Last week's big security news was the discovery that Debian has been shipping a busted version of OpenSSL for over a year. There's been tons written about it (e.g. coverage on Slashdot and Schneier's site). Everyone agrees it's a major screwup, and we'll probably never know how much data (if any) was compromised because of it. What can we learn from it, from a software engineering standpoint?

1) Modifying code just to appease a source analysis tool is a terrible idea. It's got to be one of the worst reasons to modify code. Tools like this will highlight potential problems, but they will generate false positives that must be ignored.

2) Private source branches are a bad idea. Debian maintains private versions of several packages they include. I don't know anything about the benefits of this practice, but the downside is obvious: changes don't make it back to the maintainers, who are the ones most qualified to vet any changes. If these patches had been submitted to the OpenSSL project, they would have been rejected and the problem averted.
I've never maintained my own Linux distribution, but I have had to make custom software builds for customers. It's sometimes tempting to keep a change local and not commit it -- Not a good idea.

3) Some problem domains are inherently difficult to write automated tests for.
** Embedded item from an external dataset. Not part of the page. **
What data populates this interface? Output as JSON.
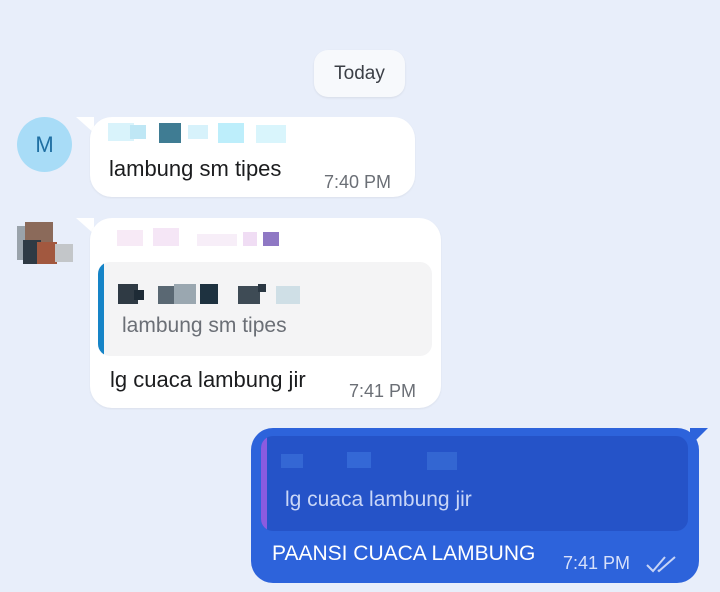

In this case, the PRNG would still have passed all statistical tests - it's just that it could generate only 32767 different number streams. That's an awfully hard failure to write a test for, and a test for it would be useless in catching a bug that's even slightly different.
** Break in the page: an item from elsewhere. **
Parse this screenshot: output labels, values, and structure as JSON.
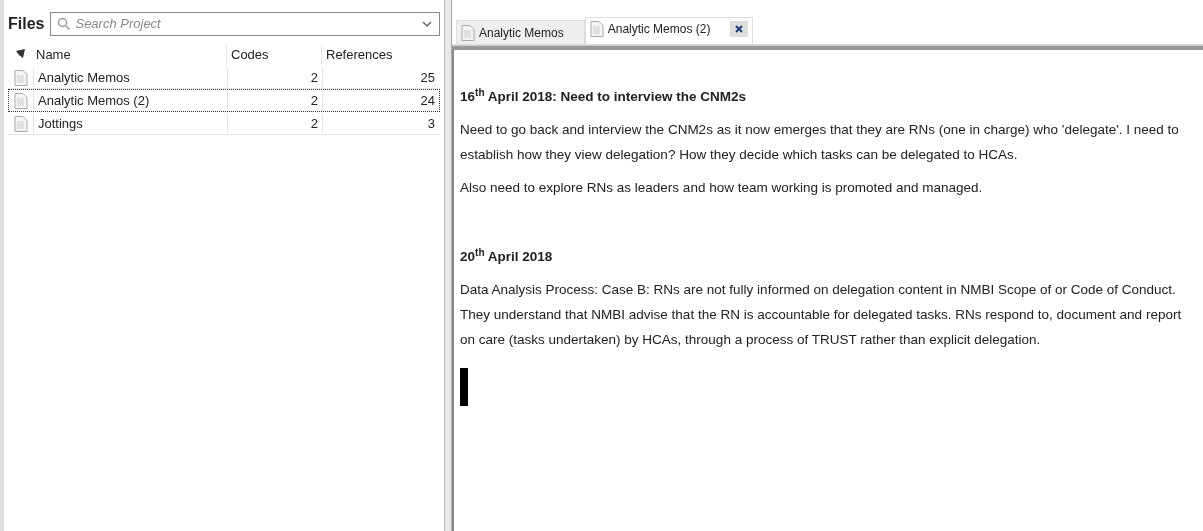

4) "Never ascribe to malice, that which can be explained by incompetence." [I don't want to call anyone incompetent, but that's how the saying goes.] In all I've read about this fiasco, I don't remember anyone suggesting that this was anything more than an accident - even though it's a result Mallory could only dream of! It must be because of the relative transparency of the Debian process, but can you imagine the response if a similar problem turned up in Windows? The reaction to the discovery of the NSAKEY debugging symbol was pretty heated, and as far as I recall nothing was ever proved - talk of "back doors" never got beyond speculation.

Monday, April 21, 2008

This Week in Security

I came across three interesting articles this past week:

1) The DailyWTF breaks the story about the State of Oklahoma's Department of Corrections sex offenders list being an open proxy for their Oracle database. SELECT * FROM FAIL. As Les says in a comment on Bruce Schneier's site, this is a screwup that can't be blamed on a single person. Sure one guy wrote bad code and then applied a half-assed fix, but there's no way the original passed through a QA process or was reviewed by anyone (if your QA team isn't looking out for SQL injection/XSS opportunities, they should be).

What I think is more revealing is the organization's response to the initial report. Inferring from the story, the word of this data leak would have to come down the chain of command from the top, and I would hope they would be taking this seriously. All of these people -- and their bosses -- aware of the problem, and the patch they push out is still so lame? Did they ever discuss the fundamental underlying problem? Or do you suppose somebody just checked that the original URL no longer worked?

2) Matasano Chargen has an accessible account of an epic hack against a bug in Adobe's Flash plugin. If I follow it right, Mark Dowd figured out how to use an unchecked malloc failure to convince the byte-code verifier to ignore machine code embedded in a flash file at one point, but to run it nonetheless. In his writeup, Thomas Ptacek weaves in Terminator references; the actual exploit (subverting the verifier to ignore semantically significant content) puts me more in mind of A Fire Upon the Deep.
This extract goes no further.